I watched four very different films this past weekend.
The Adam Project (Netflix) is a big-budget time-travel flick with an impressive cast that includes Ryan Reynolds, Jennifer Garner, Zoe Saldana, and Mark Ruffalo. I'm a big Reynolds fan, I like sci-fi films, and I love funny movies... so the fact I really enjoyed this film should come as no surprise. My expectations were high, but the film met them.
CODA (Apple TV+) tells the story of Ruby, who's the only hearing person in her deaf family. (That's where the film gets its name: CODA stands for "Child of Deaf Adults".) After a music teacher recognizes and encourages her incredible musical talent, Ruby decides she wants to pursue post-secondary studies at Berklee College of Music, but she's afraid of abandoning her parents and the family fishing business. I didn't know anything about this film except that it's an Oscar contender, but after finishing it, I completely understand what all the buzz is about. My expectations were low, but this delightful film skyrocketed past them.
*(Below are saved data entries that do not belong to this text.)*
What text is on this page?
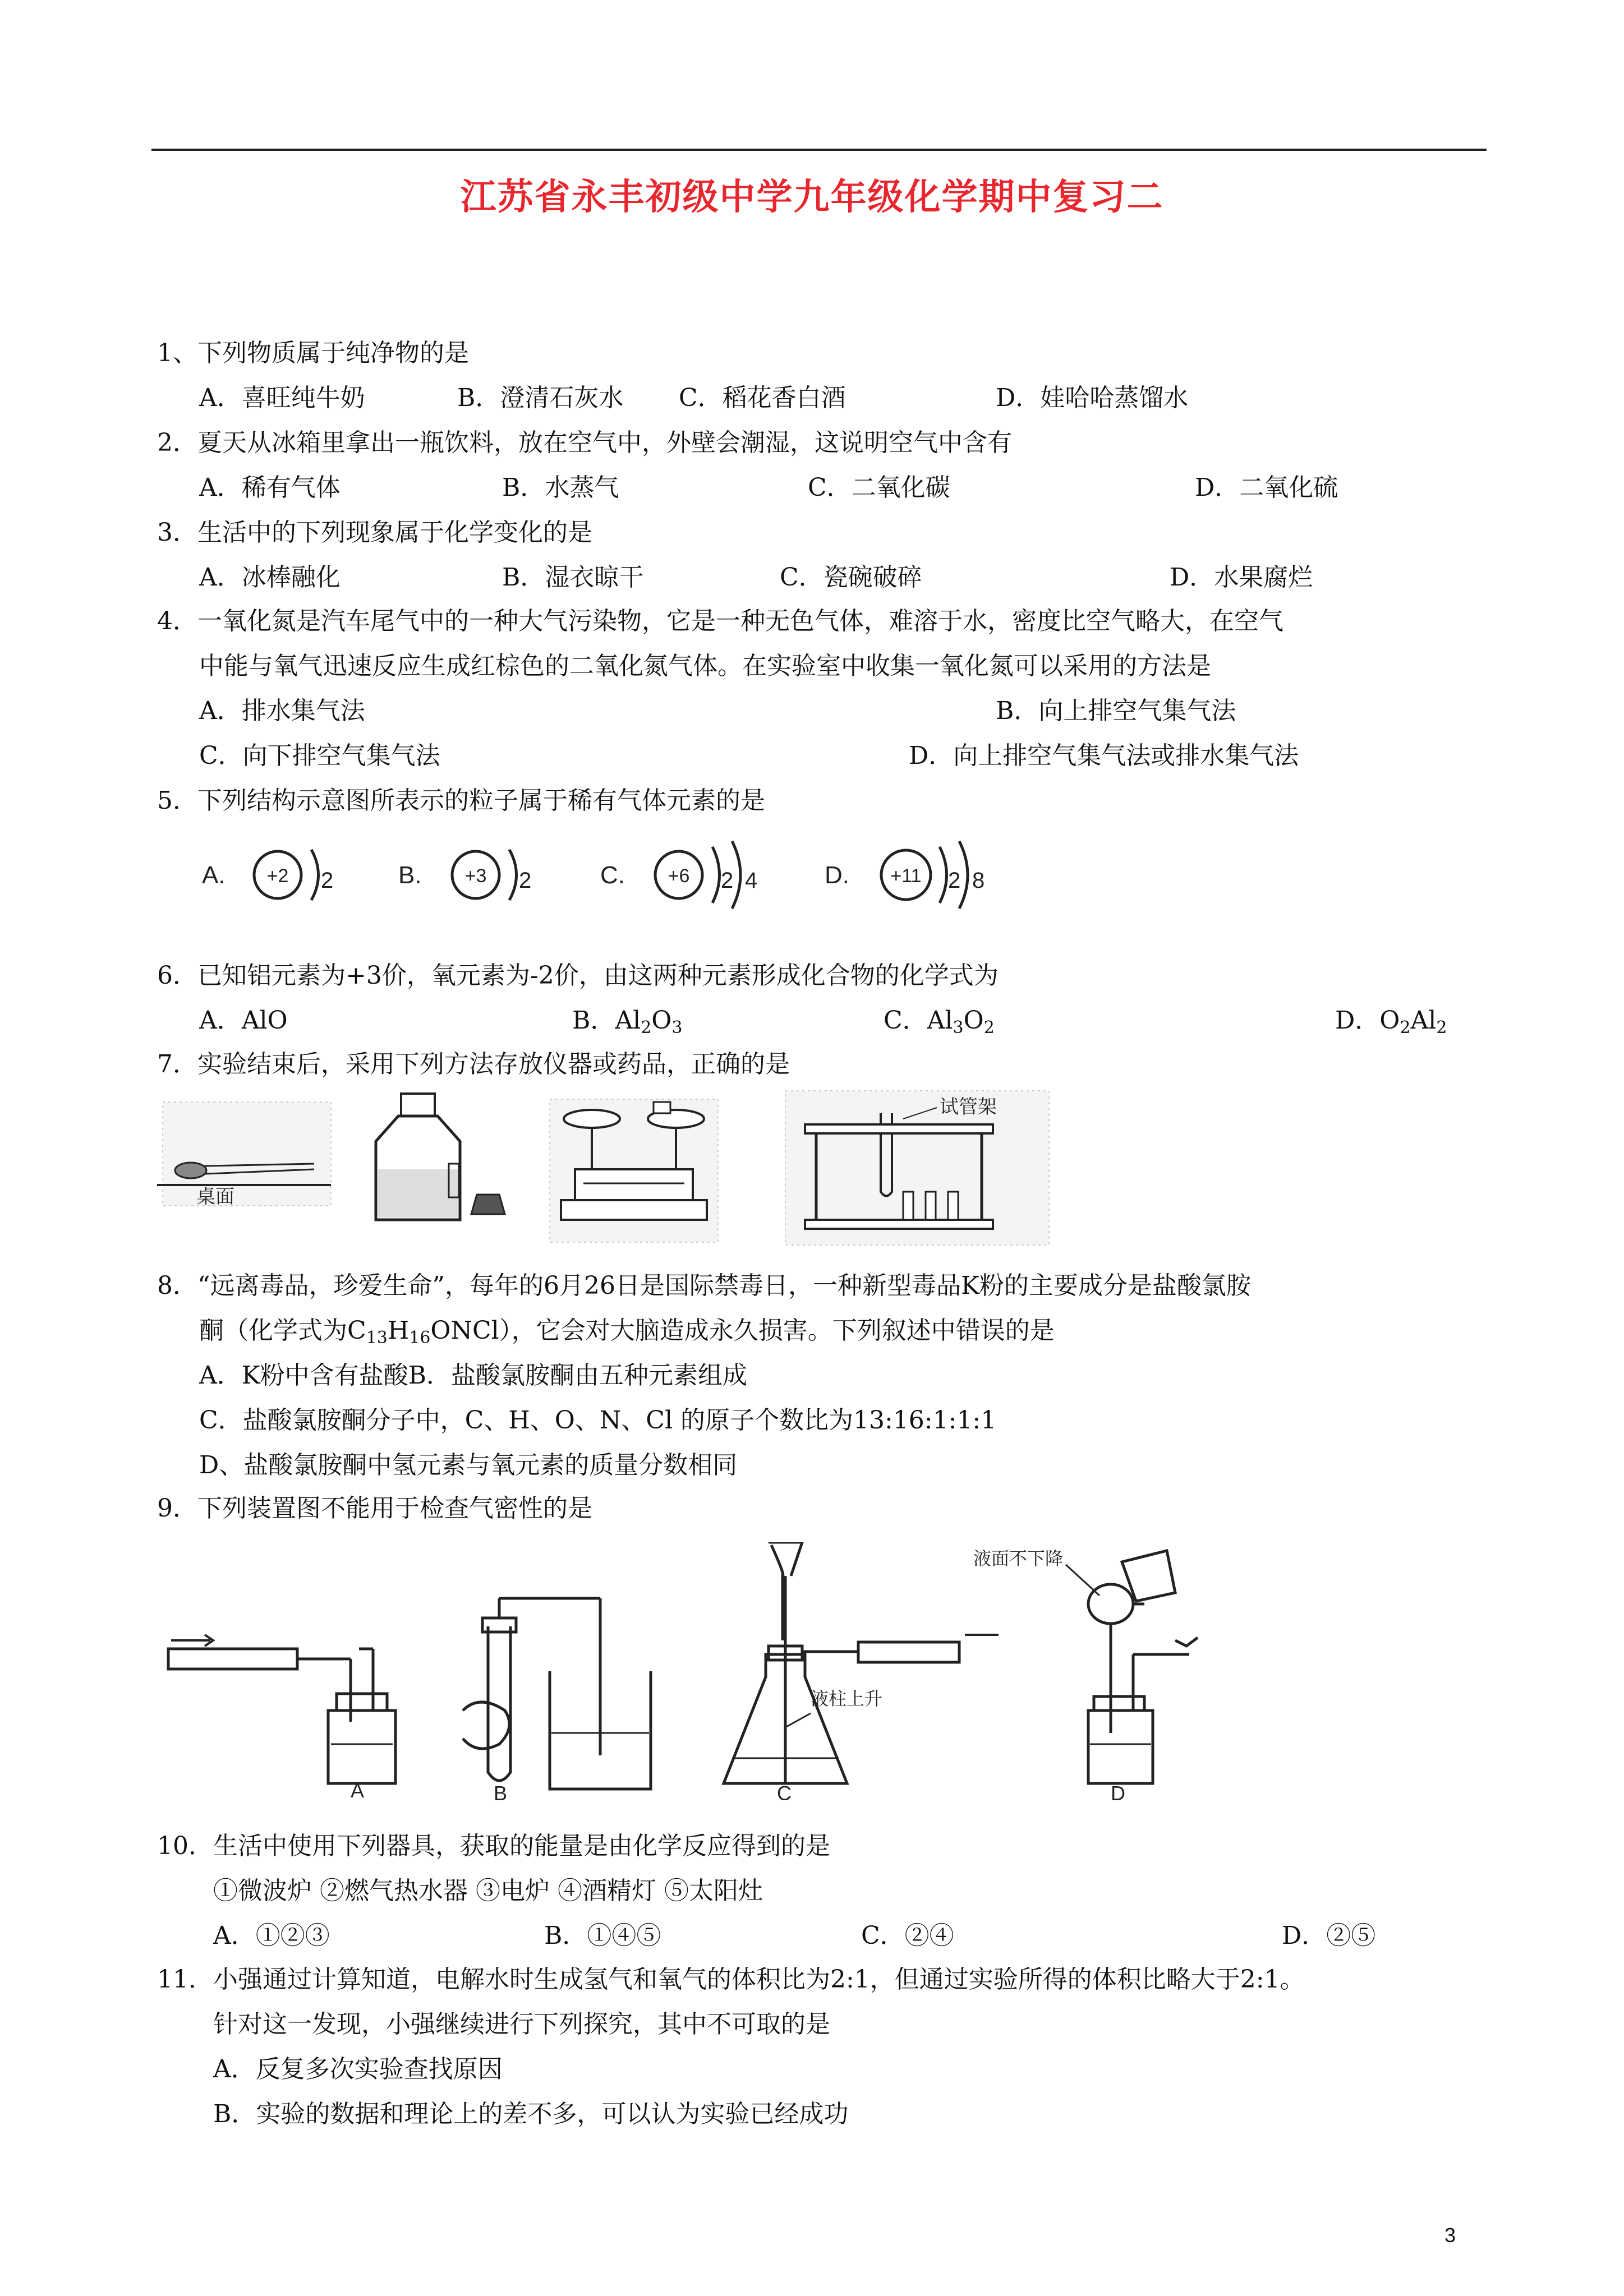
江苏省永丰初级中学九年级化学期中复习二
1、下列物质属于纯净物的是
A．喜旺纯牛奶	B．澄清石灰水 C．稻花香白酒	D．娃哈哈蒸馏水
2．夏天从冰箱里拿出一瓶饮料，放在空气中，外壁会潮湿，这说明空气中含有
A．稀有气体	B．水蒸气	C．二氧化碳	D．二氧化硫
3．生活中的下列现象属于化学变化的是
A．冰棒融化	B．湿衣晾干	C．瓷碗破碎	D．水果腐烂
4．一氧化氮是汽车尾气中的一种大气污染物，它是一种无色气体，难溶于水，密度比空气略大，在空气
中能与氧气迅速反应生成红棕色的二氧化氮气体。在实验室中收集一氧化氮可以采用的方法是
A．排水集气法	B．向上排空气集气法
C．向下排空气集气法	D．向上排空气集气法或排水集气法
5．下列结构示意图所表示的粒子属于稀有气体元素的是
A. +2 2	B. +3 2	C. +6 2 4	D. +11 2 8
6．已知铝元素为+3价，氧元素为-2价，由这两种元素形成化合物的化学式为
A．AlO	B．$Al_2O_3$	C．$Al_3O_2$	D．$O_2Al_2$
7．实验结束后，采用下列方法存放仪器或药品，正确的是
桌面
试管架
8．“远离毒品，珍爱生命”，每年的6月26日是国际禁毒日，一种新型毒品K粉的主要成分是盐酸氯胺
酮（化学式为$C_{13}H_{16}ONCl$），它会对大脑造成永久损害。下列叙述中错误的是
A．K粉中含有盐酸B．盐酸氯胺酮由五种元素组成
C．盐酸氯胺酮分子中，C、H、O、N、Cl 的原子个数比为13:16:1:1:1
D、盐酸氯胺酮中氢元素与氧元素的质量分数相同
9．下列装置图不能用于检查气密性的是
A	B
液柱上升
C
液面不下降
D
10．生活中使用下列器具，获取的能量是由化学反应得到的是
①微波炉 ②燃气热水器 ③电炉 ④酒精灯 ⑤太阳灶
A．①②③	B．①④⑤	C．②④	D．②⑤
11．小强通过计算知道，电解水时生成氢气和氧气的体积比为2:1，但通过实验所得的体积比略大于2:1。
针对这一发现，小强继续进行下列探究，其中不可取的是
A．反复多次实验查找原因
B．实验的数据和理论上的差不多，可以认为实验已经成功
3
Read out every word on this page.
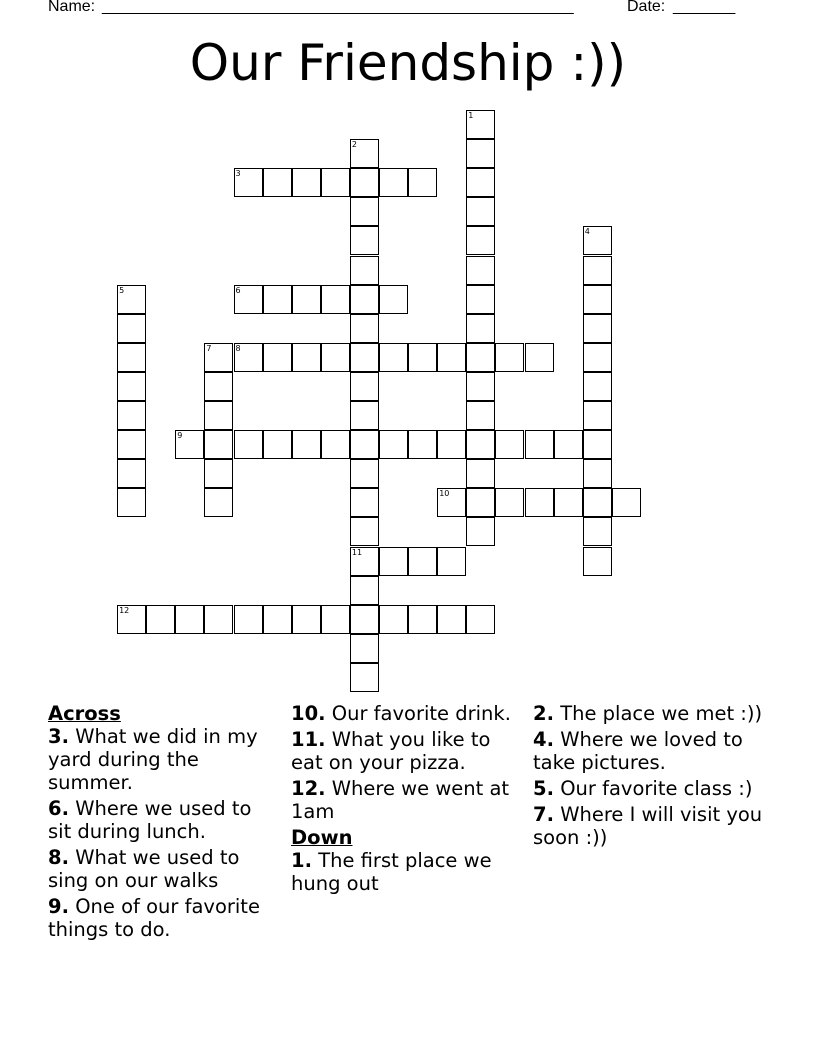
Name: _____________________________________________________	Date: _______
Our Friendship :))
1
2
11
3
4
5	6
7	8
9
10
12
Across
3. What we did in my yard during the summer.
6. Where we used to sit during lunch.
8. What we used to sing on our walks
9. One of our favorite things to do.
10. Our favorite drink.
11. What you like to eat on your pizza.
12. Where we went at 1am
Down
1. The first place we hung out
2. The place we met :))
4. Where we loved to take pictures.
5. Our favorite class :)
7. Where I will visit you soon :))
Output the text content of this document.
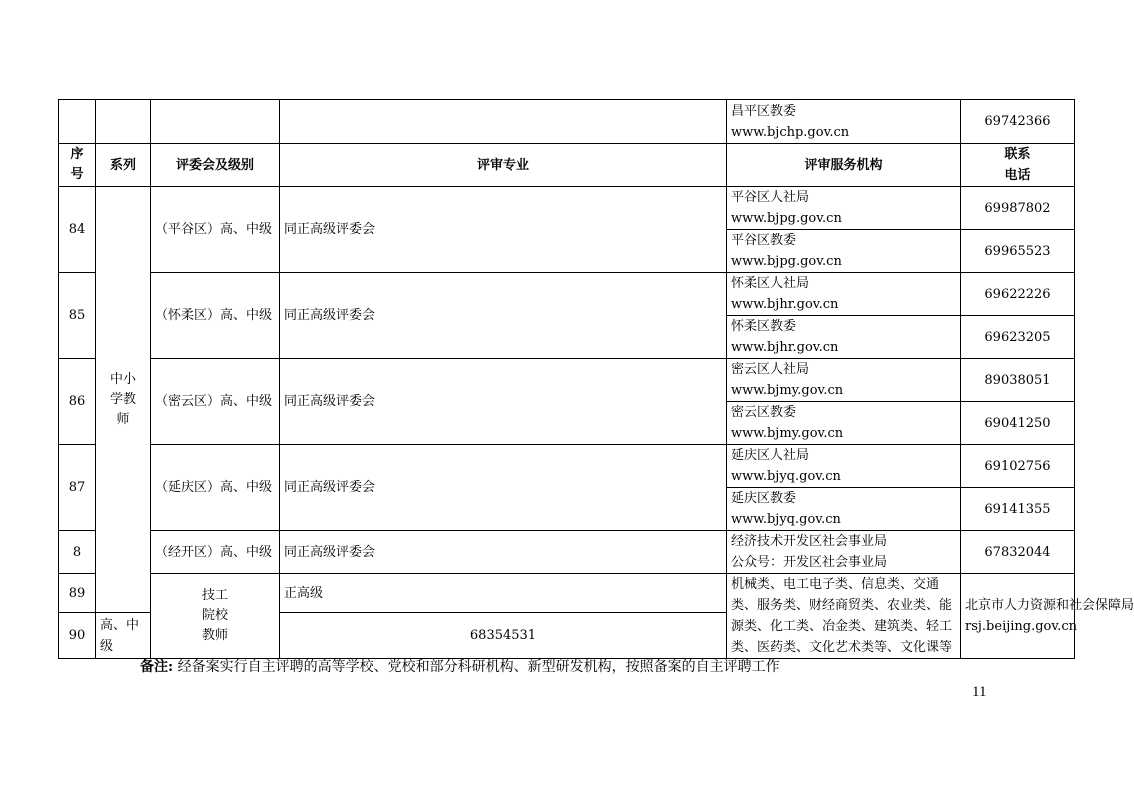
				昌平区教委
www.bjchp.gov.cn	69742366	

序号	系列	评委会及级别	评审专业	评审服务机构	联系电话	

84	中小学教师	（平谷区）高、中级	同正高级评委会	平谷区人社局
www.bjpg.gov.cn	69987802	

				平谷区教委
www.bjpg.gov.cn	69965523	
85		（怀柔区）高、中级	同正高级评委会	怀柔区人社局
www.bjhr.gov.cn	69622226	

				怀柔区教委
www.bjhr.gov.cn	69623205	
86		（密云区）高、中级	同正高级评委会	密云区人社局
www.bjmy.gov.cn	89038051	

				密云区教委
www.bjmy.gov.cn	69041250	
87		（延庆区）高、中级	同正高级评委会	延庆区人社局
www.bjyq.gov.cn	69102756	

				延庆区教委
www.bjyq.gov.cn	69141355	
8		（经开区）高、中级	同正高级评委会	经济技术开发区社会事业局
公众号：开发区社会事业局	67832044	
89		技工院校教师	正高级	机械类、电工电子类、信息类、交通类、服务类、财经商贸类、农业类、能源类、化工类、冶金类、建筑类、轻工类、医药类、文化艺术类等、文化课等	北京市人力资源和社会保障局
rsj.beijing.gov.cn

90	高、中级		68354531			
备注: 经备案实行自主评聘的高等学校、党校和部分科研机构、新型研发机构，按照备案的自主评聘工作
11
On IMDB, Fresh (Disney+/Hulu) is tagged with "Comedy", "Horror", and "Thriller"... a somewhat unusual combination, but one I'd say is accurate here. Fresh is about... actually, I can't tell you much about this film without giving away the surprise. What I can say is that if you're the squeamish type, it's unlikely you'll enjoy this movie. I'm not, so I did. Like CODA, I didn't know what Fresh was about before I started watching it; I only knew it starred Sebastian Stan, and after his various performances as "The Winter Soldier" and his recent performance as Tommy Lee in "Pam and Tommy", that was enough for me. My expectations were medium, and the film surpassed them.
Turning Red (Disney+) is Pixar's latest film and tells the story of a 13-year-old girl named Meilin who turns into a giant red panda whenever she gets too excited. I had sky-high expectations for this film because it's Pixar... and I can't think of a single Pixar film I haven't liked. Well, until now. It's not that Turning Red was a bad film, but it wasn't what I thought it was going to be: it failed to meet my expectations.
There are two simple takeaways from my weekend film fest.
1. What you like and dislike is often relative to your expectations.
If you're a movie, that means the trailer is critically important: tease enough to get people excited, but not so much that their expectations become unrealistically high.
If you're a brand, that means if you want people raving about you, then "meets expectations" isn't going to cut it... you need to find a way to go above and beyond.
2. Not everybody will like your work... and that's okay!
If you were to watch these four films this week, you might agree with all, some, or none of my views. But can you name me a single universally loved film... or brand, or anything at all?
You're not going to love everything, and not everything you create is going to be loved by all. So don't worry about making everyone happy... because that's an impossible task.
Do your best work, exceed the expectations of your target audience, and don't worry about what anyone else thinks.
It's good advice for both filmmakers and brand owners, don't you think?